The Paradox of Female Cynicism and Social Leveling

  • Young women experience higher levels of financial pessimism than young men despite facing lower rates of unemployment.
  • Successful or popular women often over-deliver on kindness and adopt martyr-like personas to prevent envy from other women.
  • Socioeconomic security causes the human threat detection system to hyper-focus on minor issues like microaggressions or lifestyle preferences.

High-status environments reward women for adopting victimhood narratives to signal conformity to institutional ideologies. When actual existential threats are absent, people experience a form of psychological allergy where trivial inconveniences are elevated to major traumas. Evolutionary strategies of leveling are used by women to maintain social cohesion by pretending everyone is equal when someone starts to surpass the group.

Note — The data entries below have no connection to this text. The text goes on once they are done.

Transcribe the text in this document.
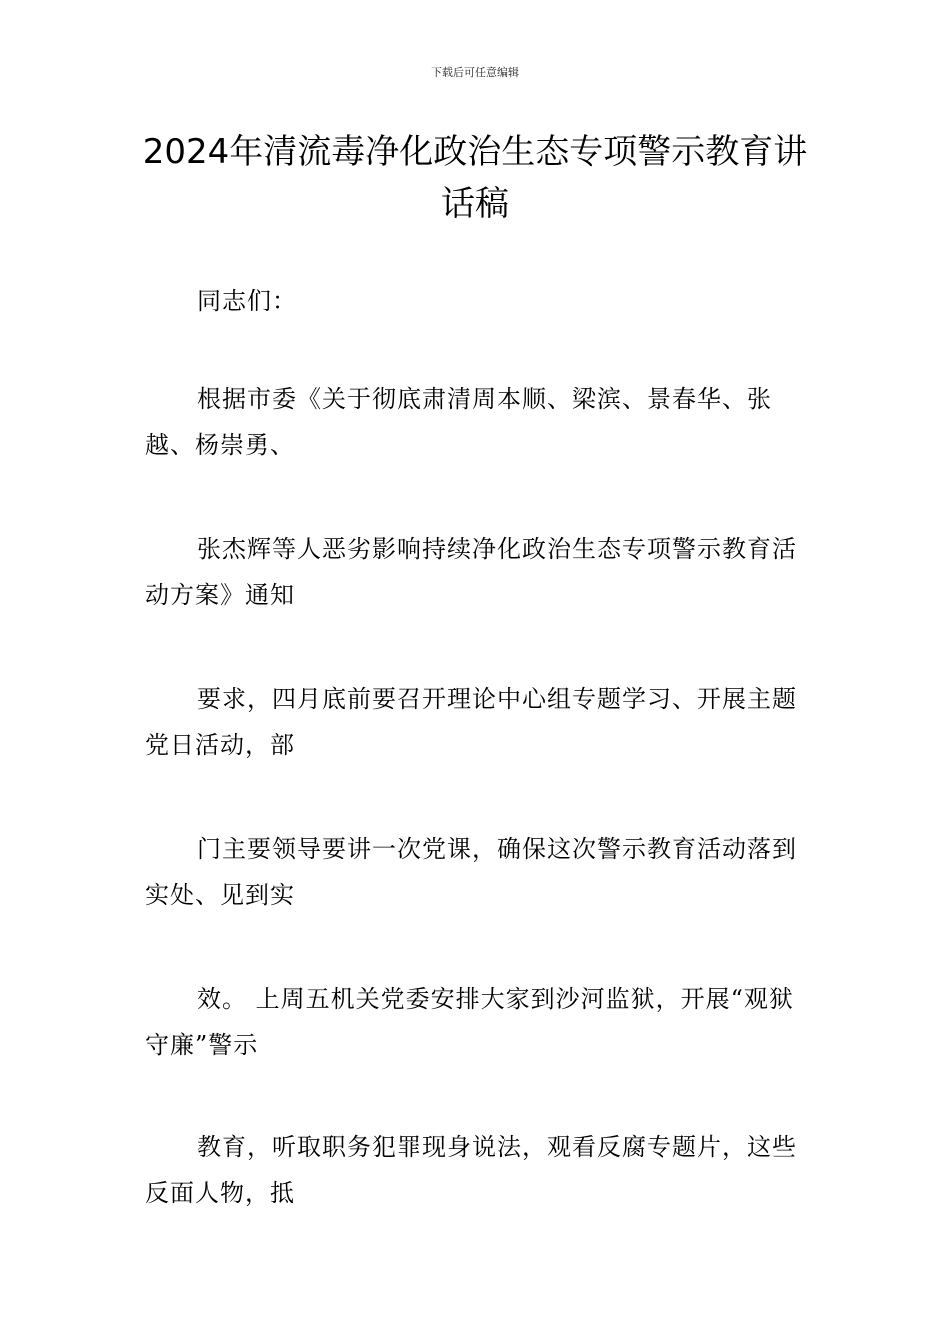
下载后可任意编辑
2024年清流毒净化政治生态专项警示教育讲话稿

同志们：

根据市委《关于彻底肃清周本顺、梁滨、景春华、张越、杨崇勇、

张杰辉等人恶劣影响持续净化政治生态专项警示教育活动方案》通知

要求，四月底前要召开理论中心组专题学习、开展主题党日活动，部

门主要领导要讲一次党课，确保这次警示教育活动落到实处、见到实

效。 上周五机关党委安排大家到沙河监狱，开展“观狱守廉”警示

教育，听取职务犯罪现身说法，观看反腐专题片，这些反面人物，抵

Cognitive Biases in Harm Detection and Workplace Gender Dynamics

  • Human cognition naturally defaults to viewing men as perpetrators and women as victims in situations involving harm.
  • Assertiveness in the workplace forces women to navigate a strict trade-off between perceived agency and personal warmth.
  • Societal concern remains disproportionately high for discrepancies that negatively affect women while largely ignoring issues that negatively affect men.

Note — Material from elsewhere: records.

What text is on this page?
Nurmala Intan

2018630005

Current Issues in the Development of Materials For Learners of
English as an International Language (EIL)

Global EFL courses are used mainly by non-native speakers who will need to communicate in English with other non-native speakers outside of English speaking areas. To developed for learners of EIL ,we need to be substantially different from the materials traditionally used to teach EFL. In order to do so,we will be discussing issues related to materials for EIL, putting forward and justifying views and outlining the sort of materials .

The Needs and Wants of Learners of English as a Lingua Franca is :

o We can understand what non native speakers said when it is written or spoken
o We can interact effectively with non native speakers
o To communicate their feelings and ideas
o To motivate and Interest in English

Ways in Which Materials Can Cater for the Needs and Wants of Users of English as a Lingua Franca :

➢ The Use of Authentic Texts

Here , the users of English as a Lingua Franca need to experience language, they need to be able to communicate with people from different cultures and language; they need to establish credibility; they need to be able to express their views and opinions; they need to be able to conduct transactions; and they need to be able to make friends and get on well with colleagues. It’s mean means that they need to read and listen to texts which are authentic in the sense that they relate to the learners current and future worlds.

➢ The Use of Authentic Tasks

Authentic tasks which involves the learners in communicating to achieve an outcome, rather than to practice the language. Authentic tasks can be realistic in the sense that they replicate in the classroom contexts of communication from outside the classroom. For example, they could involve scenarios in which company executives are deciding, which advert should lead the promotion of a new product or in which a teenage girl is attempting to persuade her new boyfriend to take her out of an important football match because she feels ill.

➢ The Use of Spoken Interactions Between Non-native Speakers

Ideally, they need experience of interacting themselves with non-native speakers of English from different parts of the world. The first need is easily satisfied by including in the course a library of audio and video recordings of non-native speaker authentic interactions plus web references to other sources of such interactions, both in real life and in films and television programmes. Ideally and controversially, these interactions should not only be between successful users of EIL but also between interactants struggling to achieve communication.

The automatic assumption of female victimhood deprives men of sympathy while simultaneously penalizing women in domains requiring perceived leadership and agency. In professional settings, warmth is negatively correlated with competence, meaning women who display high warmth are often viewed as pliable. Although empirical data shows job hiring discrimination against women has sharply declined, public perception remains highly sensitized to detecting bias.

The Price of Pretty Privilege and the Reproductive Mismatch

  • Attractiveness provides immense systemic benefits, yet society is highly reluctant to acknowledge beauty as a form of privilege.
  • Having children yields high levels of personal meaning for parents but results in lower overall relationship satisfaction and a decline in a woman's physical mate value.
  • Social media platforms incentivize women to view themselves as commercial products, shifting their priorities from reproduction to self-marketing.

Physical beauty functions as a direct currency of status among women, which explains the unspoken reluctance of many young women to undergo the physical toll of pregnancy. Because humans are adaptation executioners rather than conscious fitness maximizers, the evolutionary urge to attract a high-value mate remains intact, while modern contraception has detached this urge from the desire to have children. Consequently, romantic relationships are increasingly treated as curated accessories designed to generate online status and validation from female peers.